Loss of a parent or a sibling is a very hard thing to quantify emotionally. Yes we can quantify textures including personal reflections or the stages which are clinically diagnosed. But we can never truly understand it on a person to person basis. In Rachel Ball’s Wolf Hugo is dealing with the loss of his beloved father, who was killed in a tragic accident. Hugo’s family move to a new house and set out to start afresh. Hugo is still stuck, he wants to see his father again and after seeing a screening of the Time Machine, sets out to build one. With the help of his new neighbour, he might just achieve that but at what cost…

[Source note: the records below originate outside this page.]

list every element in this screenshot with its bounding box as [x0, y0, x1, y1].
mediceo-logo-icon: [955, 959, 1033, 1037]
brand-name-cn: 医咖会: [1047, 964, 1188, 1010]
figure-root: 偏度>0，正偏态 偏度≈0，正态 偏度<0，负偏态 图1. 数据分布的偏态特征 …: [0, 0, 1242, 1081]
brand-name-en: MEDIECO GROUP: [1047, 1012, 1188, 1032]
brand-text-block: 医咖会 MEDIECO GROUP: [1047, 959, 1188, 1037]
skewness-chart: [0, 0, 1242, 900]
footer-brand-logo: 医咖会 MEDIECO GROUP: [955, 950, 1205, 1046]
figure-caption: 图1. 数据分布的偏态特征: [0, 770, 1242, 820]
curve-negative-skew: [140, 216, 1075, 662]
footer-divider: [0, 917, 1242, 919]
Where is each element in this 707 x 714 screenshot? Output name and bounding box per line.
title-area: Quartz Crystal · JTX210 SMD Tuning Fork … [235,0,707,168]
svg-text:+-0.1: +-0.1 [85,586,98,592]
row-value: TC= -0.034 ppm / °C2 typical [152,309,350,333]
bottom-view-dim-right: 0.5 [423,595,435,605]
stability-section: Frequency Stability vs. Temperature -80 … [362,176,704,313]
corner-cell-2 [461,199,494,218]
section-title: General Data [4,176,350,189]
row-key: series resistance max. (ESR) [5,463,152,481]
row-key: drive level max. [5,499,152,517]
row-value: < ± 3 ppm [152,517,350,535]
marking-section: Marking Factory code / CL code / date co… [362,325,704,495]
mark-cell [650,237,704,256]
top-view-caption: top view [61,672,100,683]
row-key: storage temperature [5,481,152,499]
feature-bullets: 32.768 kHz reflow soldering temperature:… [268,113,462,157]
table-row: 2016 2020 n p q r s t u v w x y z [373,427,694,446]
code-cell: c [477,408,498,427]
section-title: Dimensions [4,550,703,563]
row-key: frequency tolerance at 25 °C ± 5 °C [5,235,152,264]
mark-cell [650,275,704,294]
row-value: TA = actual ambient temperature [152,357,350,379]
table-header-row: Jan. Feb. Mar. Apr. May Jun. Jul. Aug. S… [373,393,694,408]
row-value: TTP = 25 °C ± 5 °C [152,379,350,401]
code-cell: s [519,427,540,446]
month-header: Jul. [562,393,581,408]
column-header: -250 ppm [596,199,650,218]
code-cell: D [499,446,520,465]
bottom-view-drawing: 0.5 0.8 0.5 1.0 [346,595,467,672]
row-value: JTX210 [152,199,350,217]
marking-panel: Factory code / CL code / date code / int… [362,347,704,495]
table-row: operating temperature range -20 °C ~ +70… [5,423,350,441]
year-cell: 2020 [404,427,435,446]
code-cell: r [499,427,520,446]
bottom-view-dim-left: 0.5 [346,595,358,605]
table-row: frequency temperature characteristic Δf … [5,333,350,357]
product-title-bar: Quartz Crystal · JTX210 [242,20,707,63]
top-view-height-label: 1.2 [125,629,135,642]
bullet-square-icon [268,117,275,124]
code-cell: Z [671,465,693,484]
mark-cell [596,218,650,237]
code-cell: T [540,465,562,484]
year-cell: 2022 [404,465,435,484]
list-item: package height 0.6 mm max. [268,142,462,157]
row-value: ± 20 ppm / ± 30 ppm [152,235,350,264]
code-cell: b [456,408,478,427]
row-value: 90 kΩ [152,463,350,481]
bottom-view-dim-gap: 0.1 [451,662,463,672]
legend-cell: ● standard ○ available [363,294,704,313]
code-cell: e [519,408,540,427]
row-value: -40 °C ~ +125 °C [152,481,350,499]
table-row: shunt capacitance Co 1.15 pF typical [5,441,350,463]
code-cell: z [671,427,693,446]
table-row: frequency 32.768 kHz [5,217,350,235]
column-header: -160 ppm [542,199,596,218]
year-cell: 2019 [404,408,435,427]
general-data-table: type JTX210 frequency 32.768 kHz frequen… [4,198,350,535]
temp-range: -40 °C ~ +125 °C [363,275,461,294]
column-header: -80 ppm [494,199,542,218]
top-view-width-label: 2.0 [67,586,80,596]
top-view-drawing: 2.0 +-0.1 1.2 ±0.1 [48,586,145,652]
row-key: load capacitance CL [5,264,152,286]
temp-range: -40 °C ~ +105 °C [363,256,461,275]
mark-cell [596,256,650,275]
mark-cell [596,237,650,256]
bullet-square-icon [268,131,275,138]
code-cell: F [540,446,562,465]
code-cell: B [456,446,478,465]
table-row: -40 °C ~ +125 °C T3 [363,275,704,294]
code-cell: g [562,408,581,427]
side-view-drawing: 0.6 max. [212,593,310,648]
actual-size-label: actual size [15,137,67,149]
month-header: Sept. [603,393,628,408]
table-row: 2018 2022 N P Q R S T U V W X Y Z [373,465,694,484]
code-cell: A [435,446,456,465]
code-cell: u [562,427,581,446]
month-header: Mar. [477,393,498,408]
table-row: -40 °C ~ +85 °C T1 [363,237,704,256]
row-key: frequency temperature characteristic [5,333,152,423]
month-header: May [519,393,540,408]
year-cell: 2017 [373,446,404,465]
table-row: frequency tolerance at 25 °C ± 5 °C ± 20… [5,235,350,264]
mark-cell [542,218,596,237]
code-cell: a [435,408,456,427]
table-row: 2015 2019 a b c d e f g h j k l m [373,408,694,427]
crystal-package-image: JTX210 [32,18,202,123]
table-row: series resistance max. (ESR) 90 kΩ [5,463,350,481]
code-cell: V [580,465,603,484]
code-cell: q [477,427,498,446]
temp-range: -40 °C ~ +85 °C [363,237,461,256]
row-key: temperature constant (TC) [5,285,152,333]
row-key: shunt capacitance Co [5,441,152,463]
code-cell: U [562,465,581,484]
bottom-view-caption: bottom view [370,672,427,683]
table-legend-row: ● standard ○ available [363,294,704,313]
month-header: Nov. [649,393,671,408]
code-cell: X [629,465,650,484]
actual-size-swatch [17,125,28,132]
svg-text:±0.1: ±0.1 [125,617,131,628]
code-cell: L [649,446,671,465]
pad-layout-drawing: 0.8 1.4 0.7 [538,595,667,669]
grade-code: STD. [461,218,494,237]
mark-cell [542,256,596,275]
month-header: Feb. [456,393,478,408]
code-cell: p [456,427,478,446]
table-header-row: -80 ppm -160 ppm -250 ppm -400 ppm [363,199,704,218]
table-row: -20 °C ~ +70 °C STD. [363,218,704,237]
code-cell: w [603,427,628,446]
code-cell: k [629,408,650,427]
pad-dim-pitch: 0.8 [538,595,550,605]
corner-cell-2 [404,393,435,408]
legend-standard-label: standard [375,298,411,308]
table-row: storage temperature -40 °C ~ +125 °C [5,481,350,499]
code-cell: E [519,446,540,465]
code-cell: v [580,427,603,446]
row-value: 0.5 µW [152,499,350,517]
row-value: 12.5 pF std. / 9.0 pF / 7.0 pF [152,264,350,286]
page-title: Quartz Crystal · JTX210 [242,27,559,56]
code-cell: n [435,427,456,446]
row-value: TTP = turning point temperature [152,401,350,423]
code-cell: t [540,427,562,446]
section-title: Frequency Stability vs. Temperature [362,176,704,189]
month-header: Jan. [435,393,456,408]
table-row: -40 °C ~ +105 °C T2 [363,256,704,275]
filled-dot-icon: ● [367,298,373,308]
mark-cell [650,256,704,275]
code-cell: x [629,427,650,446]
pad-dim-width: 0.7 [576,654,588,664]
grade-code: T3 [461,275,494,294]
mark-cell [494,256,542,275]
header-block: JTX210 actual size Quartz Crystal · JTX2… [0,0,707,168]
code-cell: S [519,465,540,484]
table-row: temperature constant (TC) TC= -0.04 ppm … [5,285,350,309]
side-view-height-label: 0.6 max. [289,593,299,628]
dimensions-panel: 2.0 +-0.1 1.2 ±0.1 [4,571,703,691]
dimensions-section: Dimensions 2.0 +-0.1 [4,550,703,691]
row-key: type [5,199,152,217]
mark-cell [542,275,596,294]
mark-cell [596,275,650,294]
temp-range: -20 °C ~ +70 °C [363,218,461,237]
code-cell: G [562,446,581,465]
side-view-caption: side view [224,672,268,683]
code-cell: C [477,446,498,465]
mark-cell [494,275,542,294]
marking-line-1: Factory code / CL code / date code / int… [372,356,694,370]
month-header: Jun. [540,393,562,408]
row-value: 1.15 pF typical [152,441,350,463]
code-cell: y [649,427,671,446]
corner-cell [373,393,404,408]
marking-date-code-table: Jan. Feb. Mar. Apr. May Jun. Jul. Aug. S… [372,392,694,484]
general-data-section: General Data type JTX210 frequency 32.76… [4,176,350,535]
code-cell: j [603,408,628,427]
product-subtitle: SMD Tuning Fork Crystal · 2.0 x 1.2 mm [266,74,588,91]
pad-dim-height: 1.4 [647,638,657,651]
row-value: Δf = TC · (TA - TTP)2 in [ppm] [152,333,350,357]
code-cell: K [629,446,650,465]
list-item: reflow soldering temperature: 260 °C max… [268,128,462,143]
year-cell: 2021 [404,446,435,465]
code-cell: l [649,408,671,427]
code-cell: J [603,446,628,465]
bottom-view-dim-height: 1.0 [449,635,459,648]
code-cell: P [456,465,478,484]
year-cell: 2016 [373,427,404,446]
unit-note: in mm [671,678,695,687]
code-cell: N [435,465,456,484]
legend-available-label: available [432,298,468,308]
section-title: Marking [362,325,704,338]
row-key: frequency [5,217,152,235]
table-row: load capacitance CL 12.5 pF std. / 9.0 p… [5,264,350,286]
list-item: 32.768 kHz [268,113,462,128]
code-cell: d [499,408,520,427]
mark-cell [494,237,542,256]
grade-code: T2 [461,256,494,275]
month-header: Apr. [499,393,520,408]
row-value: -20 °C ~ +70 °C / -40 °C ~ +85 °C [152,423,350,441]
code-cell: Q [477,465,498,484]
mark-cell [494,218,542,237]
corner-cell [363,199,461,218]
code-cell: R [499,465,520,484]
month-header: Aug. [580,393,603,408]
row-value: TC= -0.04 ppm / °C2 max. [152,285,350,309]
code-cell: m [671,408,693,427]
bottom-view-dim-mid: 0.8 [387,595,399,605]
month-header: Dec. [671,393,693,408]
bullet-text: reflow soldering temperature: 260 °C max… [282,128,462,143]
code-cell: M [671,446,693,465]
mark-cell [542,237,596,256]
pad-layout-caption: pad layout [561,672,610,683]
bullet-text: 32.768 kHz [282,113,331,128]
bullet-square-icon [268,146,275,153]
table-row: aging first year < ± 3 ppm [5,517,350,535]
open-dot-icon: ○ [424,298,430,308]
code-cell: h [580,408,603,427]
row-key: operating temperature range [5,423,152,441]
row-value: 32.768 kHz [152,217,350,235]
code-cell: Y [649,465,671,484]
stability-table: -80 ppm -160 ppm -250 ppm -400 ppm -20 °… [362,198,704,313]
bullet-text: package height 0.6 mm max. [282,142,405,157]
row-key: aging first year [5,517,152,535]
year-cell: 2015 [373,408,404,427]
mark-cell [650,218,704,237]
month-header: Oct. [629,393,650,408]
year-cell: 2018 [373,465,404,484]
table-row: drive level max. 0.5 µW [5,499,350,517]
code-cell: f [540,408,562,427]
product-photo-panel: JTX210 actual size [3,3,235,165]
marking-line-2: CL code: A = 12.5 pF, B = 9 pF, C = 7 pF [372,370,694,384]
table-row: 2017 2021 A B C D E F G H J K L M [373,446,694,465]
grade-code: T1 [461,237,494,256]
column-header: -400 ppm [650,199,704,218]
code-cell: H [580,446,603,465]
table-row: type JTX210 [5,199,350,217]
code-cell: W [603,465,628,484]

Many other more creative and compelling voices than mine have written in praise of this work. I am not going to stand against them. Wolf is at its core a story about coping with loss. It is about how coping and connecting with those suffering with facets of loss is a journey, never completed. From the clever use of duality in the neighbour and Hugo. To the family dynamic after the fathers death, it all adds to quantifying emotional gravity. Constructing an understanding of the tenderness of familial connection in times of need.Wolf uses a soft pencil, to slightly shape images. These actually add to the tenderness of relationship. They also have devastating weight when the neighbour character is explored. Ball has achieve a rare thing. A visual poem. Its softness, hides its richness. This is its real skill. One that I am still in honesty, reeling from.